Response to Same-Sex Marriage: D.C. Diocese Cancels Benefits for Heterosexual Married Employees

Continued Attacks on Catholic Campaign for Human Development: Gay-Friendly and Pro-Choice

New Abuse Allegations Breaking in Germany and Now in the Netherlands

Irish Survivors of Abuse Close to Despair

Anniversary of Ratzinger’s Election to Be Celebrated with Latin Mass at National Shrine in D.C.

Deal Hudson Declares Catholic Democrats Inauthentic Catholics

Bishops Make Last-Minute Appeal for Healthcare Reform

Catholic Theology Departments Increasingly Employ Adjuncts with No Benefits: Tenured Silence

Notre Dame and John Carroll: No Protection for Rights of Gay and Lesbian Employees

Witch-Hunt of U.S. Women Religious Revs Up

Money from Catholic Collection Baskets Nationwide Removes Marriage Rights from Maine’s Gays

I’m now reading as if from another planet.  And as a result, I have nothing to say.

When religious groups and religious people lose vital connection (or appear to lose vital connection) to the pain of others, how can they effectively accomplish what religion is all about: to engage mind and heart?

When poetry and passion recede from religious practice, how can religions claim to be authentic—to be following faithfully their originating impulses?  Which are all about poetry and passion?

Where is the poetry and passion in Catholic practice today?  It’s not there for me.

And when the price people have to pay to remain connected is to tolerate a cognitive dissonance that has become intolerable to increasing numbers of believers, isn’t that price too high?  Intolerable cognitive dissonance: I have covered up the sexual abuse of children by priests, but you must listen to me as the chief and sole moral teacher in the church when I inform you that you are disordered in your very nature, because you are gay.

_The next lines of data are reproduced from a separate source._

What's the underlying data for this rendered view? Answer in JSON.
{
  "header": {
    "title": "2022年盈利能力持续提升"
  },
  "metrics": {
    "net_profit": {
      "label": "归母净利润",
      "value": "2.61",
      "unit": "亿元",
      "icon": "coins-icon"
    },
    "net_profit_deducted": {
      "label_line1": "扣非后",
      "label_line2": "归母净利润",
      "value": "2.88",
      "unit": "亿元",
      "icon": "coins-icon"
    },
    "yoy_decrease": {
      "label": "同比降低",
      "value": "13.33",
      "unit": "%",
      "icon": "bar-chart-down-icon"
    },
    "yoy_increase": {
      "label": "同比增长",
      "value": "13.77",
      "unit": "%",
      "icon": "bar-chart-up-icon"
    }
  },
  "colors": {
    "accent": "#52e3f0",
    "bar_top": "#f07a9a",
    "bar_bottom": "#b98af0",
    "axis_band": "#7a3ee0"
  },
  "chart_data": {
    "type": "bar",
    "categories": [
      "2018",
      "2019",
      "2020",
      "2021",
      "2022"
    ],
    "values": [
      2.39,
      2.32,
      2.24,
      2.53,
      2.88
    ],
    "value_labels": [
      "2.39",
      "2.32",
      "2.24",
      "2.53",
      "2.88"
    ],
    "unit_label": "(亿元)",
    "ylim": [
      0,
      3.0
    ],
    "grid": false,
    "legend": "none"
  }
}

Cognitive dissonance: it is immoral to violate or remove human rights from human beings, but gays and lesbians should forget about their human rights.  Cognitive dissonance: the law and all the prophets tell us that love is the center of what it means to be in union with God, but I declare your love disordered. 

For me, I think, the really ultimate breaking point has been the refusal of many Catholics of the center to admit, even now, even given all we now know and know that we will continue to learn, any solidarity with their brother and sister Catholics who are coming forth in droves to attest to their sexual abuse as children by priests (and nuns and brothers).  The games being played at the center to skirt that solidarity are sickening to me—the claim that those making these allegations are largely motivated by a desire for money; the claim that “enemies of the church” are working up this scandal in order to attack the church; the claim that dissident Catholics, and, in particular, gay-affirming Catholics, are riding on the coattails of the scandal to score points against the church.

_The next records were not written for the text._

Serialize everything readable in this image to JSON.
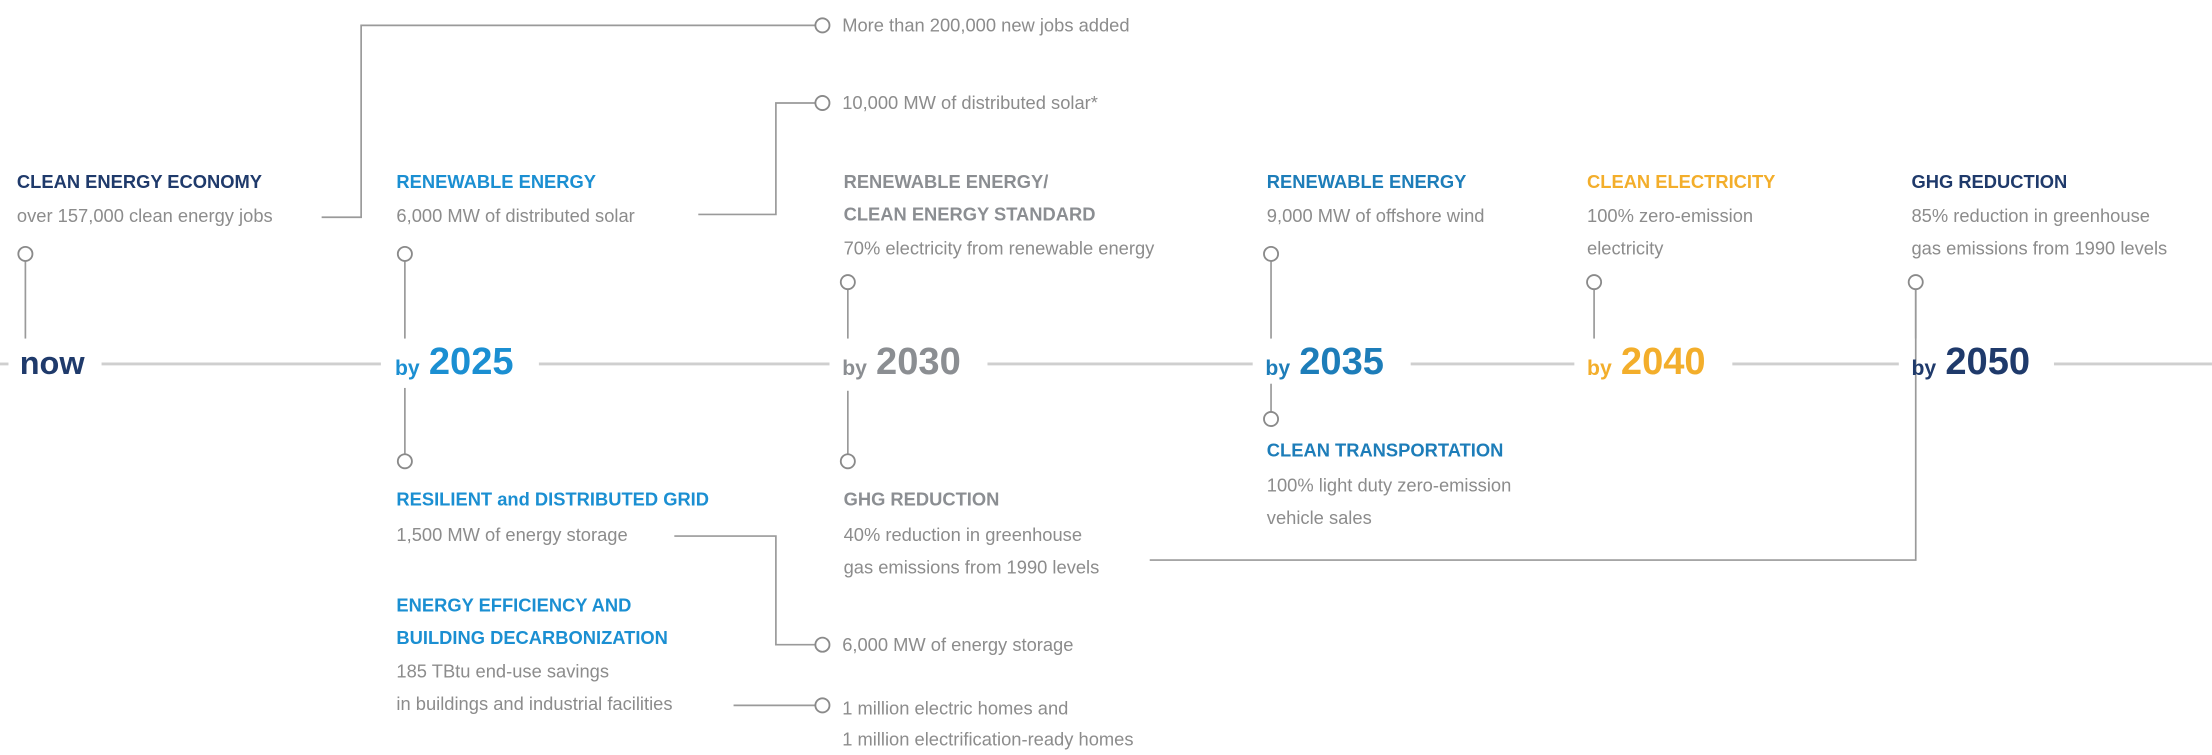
{
  "milestones": [
    {
      "label": "now"
    },
    {
      "prefix": "by",
      "year": "2025"
    },
    {
      "prefix": "by",
      "year": "2030"
    },
    {
      "prefix": "by",
      "year": "2035"
    },
    {
      "prefix": "by",
      "year": "2040"
    },
    {
      "prefix": "by",
      "year": "2050"
    }
  ],
  "goals": [
    {
      "heading": [
        "CLEAN ENERGY ECONOMY"
      ],
      "text": [
        "over 157,000 clean energy jobs"
      ]
    },
    {
      "heading": [
        "RENEWABLE ENERGY"
      ],
      "text": [
        "6,000 MW of distributed solar"
      ]
    },
    {
      "heading": [
        "RESILIENT and DISTRIBUTED GRID"
      ],
      "text": [
        "1,500 MW of energy storage"
      ]
    },
    {
      "heading": [
        "ENERGY EFFICIENCY AND",
        "BUILDING DECARBONIZATION"
      ],
      "text": [
        "185 TBtu end-use savings",
        "in buildings and industrial facilities"
      ]
    },
    {
      "heading": [
        "RENEWABLE ENERGY/",
        "CLEAN ENERGY STANDARD"
      ],
      "text": [
        "70% electricity from renewable energy"
      ]
    },
    {
      "heading": [
        "GHG REDUCTION"
      ],
      "text": [
        "40% reduction in greenhouse",
        "gas emissions from 1990 levels"
      ]
    },
    {
      "heading": [
        "RENEWABLE ENERGY"
      ],
      "text": [
        "9,000 MW of offshore wind"
      ]
    },
    {
      "heading": [
        "CLEAN TRANSPORTATION"
      ],
      "text": [
        "100% light duty zero-emission",
        "vehicle sales"
      ]
    },
    {
      "heading": [
        "CLEAN ELECTRICITY"
      ],
      "text": [
        "100% zero-emission",
        "electricity"
      ]
    },
    {
      "heading": [
        "GHG REDUCTION"
      ],
      "text": [
        "85% reduction in greenhouse",
        "gas emissions from 1990 levels"
      ]
    }
  ],
  "notes": [
    [
      "More than 200,000 new jobs added"
    ],
    [
      "10,000 MW of distributed solar*"
    ],
    [
      "6,000 MW of energy storage"
    ],
    [
      "1 million electric homes and",
      "1 million electrification-ready homes"
    ]
  ]
}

Where is the solidarity that Catholicism is supposed to be all about, in those claims?

And how does anyone think he or she can talk about “real” Catholicism or authentic Catholicism in the absence of such solidarity?
 
No poetry, no passion, no solidarity, and increasing cognitive dissonance as “faithful” Catholics are required to profess the absurd and to collude in barbaric behavior unworthy of any group that identifies itself as a standard-bearer of ethics: I’ve had it right now.

As I move towards my 60th birthday, I’m looking for (and finding) other ways to keep soul alive right now.  I have to do that. 

Because keeping soul alive is surely what we’re made for.